Blanche also responded to two other files highlighted by Massie, saying those files do not obfuscate any substantive information.
But Khanna said those measures taken after the documents' release are still not in compliance with the EFTA law, which passed nearly unanimously in Congress and was signed by President Trump in November.
"Trump's FBI scrubbed these files in March," Khanna said on social media. "The documents (the Department of) Justice [received] had the redactions that the FBI made back then.
"They need to unscrub the FBI files so we know who the rich and powerful men are who raped underage girls."
Massie said the incorrect redactions show the justice department "need to do a little more homework" in their handling of the files.
"What we found out is those 302 forms were redacted before they got to the DOJ," in contradiction of the law's order for the FBI - which is part of the DOJ - to un-redact information before sending it to Blance and Attorney General Pam Bondi's office.
Among the redactions flagged by Massie on Monday night was a document appearing the show an email exchange between Epstein and an unknown person discussing a "torture video" and travel between China and the United States.

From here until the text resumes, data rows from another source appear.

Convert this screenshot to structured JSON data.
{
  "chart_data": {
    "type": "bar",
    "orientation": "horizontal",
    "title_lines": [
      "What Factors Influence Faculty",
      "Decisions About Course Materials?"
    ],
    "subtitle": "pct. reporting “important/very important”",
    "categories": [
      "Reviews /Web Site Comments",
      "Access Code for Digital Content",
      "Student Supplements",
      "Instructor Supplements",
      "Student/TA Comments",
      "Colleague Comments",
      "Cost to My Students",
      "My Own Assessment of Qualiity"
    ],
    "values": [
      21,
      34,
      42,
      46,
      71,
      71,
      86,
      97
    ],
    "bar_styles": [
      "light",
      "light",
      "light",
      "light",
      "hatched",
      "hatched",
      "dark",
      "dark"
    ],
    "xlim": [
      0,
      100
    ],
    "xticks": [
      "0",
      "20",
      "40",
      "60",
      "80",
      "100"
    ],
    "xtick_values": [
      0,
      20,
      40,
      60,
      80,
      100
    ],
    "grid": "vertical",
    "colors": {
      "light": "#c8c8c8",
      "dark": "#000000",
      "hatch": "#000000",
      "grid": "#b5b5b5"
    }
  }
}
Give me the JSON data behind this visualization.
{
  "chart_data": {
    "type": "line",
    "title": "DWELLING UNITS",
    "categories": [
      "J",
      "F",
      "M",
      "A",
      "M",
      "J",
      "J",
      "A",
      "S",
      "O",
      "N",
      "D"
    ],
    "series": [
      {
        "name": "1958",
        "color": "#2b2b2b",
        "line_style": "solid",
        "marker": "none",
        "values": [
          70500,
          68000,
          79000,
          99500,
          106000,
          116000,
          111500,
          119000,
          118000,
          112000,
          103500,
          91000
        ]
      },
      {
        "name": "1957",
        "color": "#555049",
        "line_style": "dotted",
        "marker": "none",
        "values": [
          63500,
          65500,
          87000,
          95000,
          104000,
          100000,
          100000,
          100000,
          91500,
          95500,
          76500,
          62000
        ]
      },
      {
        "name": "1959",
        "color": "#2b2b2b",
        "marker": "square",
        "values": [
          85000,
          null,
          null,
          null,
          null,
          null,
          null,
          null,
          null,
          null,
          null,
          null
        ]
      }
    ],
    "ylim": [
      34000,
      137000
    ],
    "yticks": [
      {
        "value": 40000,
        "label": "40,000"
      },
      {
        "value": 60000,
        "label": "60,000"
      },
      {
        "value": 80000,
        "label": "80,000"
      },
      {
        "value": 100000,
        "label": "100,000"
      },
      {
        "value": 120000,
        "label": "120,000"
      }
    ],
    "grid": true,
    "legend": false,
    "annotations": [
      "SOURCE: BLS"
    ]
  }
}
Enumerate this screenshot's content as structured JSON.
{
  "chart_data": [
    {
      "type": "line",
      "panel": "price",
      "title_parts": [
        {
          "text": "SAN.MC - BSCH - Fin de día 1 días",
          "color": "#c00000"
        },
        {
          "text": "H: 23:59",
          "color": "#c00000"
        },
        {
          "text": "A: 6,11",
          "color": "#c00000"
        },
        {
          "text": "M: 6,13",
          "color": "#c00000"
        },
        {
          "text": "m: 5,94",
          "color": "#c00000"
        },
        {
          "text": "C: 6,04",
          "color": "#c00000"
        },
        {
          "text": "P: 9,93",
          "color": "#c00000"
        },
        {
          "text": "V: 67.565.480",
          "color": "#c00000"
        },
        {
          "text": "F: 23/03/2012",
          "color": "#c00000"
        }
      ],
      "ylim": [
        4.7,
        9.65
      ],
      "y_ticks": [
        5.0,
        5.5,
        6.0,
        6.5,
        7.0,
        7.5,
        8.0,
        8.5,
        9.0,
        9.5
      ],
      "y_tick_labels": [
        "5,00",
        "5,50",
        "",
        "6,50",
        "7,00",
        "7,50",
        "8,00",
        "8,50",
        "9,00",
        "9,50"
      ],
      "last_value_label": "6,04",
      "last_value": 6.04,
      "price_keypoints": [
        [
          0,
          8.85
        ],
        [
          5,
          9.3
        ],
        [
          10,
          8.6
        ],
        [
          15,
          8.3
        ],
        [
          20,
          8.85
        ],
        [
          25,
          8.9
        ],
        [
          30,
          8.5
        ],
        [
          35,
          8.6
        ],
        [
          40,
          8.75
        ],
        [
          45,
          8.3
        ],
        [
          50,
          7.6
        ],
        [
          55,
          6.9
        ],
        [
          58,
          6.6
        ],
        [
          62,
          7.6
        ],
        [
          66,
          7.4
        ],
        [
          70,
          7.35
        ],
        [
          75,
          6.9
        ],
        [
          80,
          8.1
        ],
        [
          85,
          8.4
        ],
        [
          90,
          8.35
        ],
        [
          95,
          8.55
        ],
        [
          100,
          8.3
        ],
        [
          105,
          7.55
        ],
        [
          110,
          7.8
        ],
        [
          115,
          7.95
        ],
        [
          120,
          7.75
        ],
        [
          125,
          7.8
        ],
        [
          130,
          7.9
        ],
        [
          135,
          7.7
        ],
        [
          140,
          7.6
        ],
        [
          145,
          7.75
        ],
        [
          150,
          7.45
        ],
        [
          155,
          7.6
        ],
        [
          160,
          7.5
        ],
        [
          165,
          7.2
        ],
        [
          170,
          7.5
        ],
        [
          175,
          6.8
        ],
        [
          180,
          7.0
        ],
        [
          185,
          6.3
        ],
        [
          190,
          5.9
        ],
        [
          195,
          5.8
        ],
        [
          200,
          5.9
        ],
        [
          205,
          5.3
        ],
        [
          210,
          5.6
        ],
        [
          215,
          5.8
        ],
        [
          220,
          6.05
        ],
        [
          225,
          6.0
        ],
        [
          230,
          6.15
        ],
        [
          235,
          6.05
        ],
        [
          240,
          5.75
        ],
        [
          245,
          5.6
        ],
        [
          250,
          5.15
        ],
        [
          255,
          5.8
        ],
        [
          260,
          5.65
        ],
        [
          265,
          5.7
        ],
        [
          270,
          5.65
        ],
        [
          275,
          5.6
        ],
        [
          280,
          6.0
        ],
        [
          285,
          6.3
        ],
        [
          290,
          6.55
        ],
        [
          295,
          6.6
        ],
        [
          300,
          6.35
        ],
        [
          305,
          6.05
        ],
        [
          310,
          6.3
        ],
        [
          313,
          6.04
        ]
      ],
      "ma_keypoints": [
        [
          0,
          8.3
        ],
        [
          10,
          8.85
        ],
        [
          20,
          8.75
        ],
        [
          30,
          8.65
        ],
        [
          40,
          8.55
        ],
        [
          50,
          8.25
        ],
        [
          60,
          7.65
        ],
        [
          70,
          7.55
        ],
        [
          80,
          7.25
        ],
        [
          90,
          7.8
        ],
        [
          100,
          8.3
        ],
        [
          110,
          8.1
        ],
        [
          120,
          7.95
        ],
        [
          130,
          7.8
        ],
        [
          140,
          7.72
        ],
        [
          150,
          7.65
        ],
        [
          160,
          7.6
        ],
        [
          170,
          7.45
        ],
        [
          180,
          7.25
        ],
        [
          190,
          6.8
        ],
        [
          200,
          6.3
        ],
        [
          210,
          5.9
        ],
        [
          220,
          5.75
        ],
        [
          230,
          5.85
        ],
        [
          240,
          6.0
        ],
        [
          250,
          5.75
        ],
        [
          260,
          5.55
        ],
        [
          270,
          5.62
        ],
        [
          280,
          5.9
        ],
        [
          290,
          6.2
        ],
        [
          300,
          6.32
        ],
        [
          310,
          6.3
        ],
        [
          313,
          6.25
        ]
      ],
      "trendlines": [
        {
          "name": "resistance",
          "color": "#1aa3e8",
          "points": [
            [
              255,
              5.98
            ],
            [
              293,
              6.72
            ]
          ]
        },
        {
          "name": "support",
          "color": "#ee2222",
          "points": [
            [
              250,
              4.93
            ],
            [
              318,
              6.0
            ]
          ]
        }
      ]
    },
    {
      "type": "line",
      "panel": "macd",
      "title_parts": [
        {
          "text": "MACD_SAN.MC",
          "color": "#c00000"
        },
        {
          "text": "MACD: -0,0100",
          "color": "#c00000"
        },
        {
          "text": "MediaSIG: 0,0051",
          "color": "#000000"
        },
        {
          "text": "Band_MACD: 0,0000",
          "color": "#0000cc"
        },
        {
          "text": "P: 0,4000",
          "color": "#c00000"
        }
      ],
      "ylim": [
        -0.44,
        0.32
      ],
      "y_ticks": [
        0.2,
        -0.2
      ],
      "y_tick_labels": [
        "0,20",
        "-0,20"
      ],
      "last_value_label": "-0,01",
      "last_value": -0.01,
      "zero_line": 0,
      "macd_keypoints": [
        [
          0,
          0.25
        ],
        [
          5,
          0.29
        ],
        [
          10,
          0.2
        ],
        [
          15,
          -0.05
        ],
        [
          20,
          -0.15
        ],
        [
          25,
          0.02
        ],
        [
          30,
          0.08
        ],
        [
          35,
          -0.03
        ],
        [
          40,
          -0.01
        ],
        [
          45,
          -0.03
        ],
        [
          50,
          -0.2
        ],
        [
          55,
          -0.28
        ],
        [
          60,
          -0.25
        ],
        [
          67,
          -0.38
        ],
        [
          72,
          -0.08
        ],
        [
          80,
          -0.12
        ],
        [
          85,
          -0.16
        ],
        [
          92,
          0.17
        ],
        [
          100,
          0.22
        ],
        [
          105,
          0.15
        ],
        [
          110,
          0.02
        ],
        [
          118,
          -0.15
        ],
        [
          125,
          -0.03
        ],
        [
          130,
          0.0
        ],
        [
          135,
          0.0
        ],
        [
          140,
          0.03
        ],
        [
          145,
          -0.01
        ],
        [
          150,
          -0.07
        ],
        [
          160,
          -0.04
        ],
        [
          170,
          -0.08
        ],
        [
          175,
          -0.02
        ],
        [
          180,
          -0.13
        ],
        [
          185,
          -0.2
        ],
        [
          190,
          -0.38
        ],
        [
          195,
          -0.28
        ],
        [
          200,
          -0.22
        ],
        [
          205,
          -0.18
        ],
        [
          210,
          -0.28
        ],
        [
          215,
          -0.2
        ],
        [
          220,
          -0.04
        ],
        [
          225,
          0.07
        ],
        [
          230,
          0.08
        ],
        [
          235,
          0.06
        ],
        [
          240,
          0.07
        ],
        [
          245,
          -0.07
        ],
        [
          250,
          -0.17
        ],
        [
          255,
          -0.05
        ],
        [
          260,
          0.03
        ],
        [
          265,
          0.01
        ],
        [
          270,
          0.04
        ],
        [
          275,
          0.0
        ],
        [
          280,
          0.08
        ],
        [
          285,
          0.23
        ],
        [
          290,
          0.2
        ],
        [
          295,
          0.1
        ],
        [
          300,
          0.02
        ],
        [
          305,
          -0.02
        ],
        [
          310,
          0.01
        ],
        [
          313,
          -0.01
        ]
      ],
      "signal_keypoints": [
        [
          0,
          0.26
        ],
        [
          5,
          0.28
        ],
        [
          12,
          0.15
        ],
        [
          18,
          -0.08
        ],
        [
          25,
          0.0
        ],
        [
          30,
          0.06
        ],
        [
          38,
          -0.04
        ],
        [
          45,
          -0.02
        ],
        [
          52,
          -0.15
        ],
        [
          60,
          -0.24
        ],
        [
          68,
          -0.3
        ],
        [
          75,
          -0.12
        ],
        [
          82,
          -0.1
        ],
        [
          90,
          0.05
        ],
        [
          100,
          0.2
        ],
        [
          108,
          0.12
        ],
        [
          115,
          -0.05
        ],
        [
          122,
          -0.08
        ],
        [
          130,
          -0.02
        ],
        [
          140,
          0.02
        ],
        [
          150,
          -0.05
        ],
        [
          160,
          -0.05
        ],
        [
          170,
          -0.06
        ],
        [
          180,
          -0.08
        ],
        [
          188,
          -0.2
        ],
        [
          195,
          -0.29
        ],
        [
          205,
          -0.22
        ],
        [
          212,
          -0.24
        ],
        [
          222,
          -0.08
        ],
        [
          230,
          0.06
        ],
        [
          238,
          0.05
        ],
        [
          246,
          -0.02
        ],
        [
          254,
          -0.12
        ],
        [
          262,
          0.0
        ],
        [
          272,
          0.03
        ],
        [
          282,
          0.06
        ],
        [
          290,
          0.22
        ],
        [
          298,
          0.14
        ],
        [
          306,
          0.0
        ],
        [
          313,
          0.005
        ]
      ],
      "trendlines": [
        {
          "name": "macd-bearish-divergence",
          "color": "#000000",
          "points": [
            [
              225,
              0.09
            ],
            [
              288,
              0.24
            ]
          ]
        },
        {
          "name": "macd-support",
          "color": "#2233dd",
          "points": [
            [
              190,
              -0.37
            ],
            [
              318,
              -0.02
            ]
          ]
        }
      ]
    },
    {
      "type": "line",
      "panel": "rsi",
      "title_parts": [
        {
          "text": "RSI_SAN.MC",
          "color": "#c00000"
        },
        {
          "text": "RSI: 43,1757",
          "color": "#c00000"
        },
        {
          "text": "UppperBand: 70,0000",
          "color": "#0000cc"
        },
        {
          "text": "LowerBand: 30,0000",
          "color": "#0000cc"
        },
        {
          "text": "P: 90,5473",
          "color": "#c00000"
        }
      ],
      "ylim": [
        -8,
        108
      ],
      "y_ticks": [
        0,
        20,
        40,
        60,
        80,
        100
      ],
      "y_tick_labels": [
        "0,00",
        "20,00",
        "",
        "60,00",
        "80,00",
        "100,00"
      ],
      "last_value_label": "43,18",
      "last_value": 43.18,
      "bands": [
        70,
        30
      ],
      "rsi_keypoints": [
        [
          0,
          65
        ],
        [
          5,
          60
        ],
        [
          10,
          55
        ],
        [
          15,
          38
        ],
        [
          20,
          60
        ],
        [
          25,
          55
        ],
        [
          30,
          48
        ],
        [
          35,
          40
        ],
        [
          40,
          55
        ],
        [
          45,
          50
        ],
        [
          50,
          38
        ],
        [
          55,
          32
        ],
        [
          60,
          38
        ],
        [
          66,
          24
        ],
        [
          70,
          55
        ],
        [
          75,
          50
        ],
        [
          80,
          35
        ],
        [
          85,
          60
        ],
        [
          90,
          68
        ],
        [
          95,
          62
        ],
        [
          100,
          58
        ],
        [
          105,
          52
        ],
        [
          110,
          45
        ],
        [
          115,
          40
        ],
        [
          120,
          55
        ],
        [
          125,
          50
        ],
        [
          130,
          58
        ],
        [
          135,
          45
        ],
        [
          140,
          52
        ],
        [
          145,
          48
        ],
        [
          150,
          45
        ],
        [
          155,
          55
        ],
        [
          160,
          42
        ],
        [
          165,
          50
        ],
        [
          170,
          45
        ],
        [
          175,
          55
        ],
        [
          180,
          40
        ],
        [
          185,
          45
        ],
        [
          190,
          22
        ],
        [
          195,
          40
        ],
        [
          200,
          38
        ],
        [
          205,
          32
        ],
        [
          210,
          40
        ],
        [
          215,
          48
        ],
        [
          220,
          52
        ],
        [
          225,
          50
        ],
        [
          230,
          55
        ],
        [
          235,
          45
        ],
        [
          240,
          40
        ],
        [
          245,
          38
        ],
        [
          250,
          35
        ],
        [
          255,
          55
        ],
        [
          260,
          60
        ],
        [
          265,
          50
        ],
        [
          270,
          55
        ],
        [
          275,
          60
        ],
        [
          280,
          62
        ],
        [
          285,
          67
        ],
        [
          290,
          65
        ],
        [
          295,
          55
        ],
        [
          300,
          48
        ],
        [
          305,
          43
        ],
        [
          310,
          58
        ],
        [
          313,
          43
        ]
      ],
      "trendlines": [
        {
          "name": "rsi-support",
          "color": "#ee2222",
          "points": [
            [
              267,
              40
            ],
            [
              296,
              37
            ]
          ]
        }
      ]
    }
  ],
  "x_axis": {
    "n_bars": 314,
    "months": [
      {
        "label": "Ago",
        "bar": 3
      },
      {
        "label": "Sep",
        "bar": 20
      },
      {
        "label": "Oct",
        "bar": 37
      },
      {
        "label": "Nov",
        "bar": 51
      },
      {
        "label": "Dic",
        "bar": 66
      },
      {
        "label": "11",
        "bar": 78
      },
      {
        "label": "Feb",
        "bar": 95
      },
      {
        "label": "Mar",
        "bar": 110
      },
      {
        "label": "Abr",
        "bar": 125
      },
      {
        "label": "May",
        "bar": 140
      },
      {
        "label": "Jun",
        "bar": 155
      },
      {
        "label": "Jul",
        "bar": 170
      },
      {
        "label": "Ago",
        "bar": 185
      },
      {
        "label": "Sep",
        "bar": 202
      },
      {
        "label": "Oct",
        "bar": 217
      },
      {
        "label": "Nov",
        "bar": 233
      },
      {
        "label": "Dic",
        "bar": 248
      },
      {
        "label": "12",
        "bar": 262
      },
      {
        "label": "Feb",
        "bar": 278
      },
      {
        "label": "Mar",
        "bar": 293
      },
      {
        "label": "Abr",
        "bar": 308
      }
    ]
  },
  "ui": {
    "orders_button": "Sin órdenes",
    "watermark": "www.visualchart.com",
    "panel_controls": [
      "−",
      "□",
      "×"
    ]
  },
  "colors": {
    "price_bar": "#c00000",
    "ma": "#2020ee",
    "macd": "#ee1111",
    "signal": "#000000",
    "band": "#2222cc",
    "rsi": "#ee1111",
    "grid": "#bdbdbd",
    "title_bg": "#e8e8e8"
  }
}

Massie claimed that "a Sultan seems to have sent this" and demanded the hidden identity be revealed.
Blanche quoted Massie's post on X, saying the blacked-out text is an email address.
"The law requires redactions for personally identifiable information, including if in an email address. And you know that the Sultan's name is available unredacted in the files," he said.
"Stop grandstanding," he added.
Massie also complained that the name of a "well known retired CEO" was missing from the publicly available version of an FBI document listing potential Epstein co-conspirators.
Within hours, Blanche said that name - which already appears elsewhere in the files - had also been uncovered.
"DOJ is hiding nothing," he wrote.
Representatives Jamie Raskin, a Democrat, and Lauren Boebert, a Republican, were among the lawmakers who viewed the documents on Monday.
"I think there are folks who are definitely implicated" named in the files, Boebert said.
Raskin complained that the limited way in which lawmakers could view the unredacted files amounts to a "cover up".
"The DOJ is giving Members of Congress just four computers in a satellite office to read the unredacted Epstein File of more than 3 million documents," he wrote on X, calculating that it would take Congress seven years to read it all.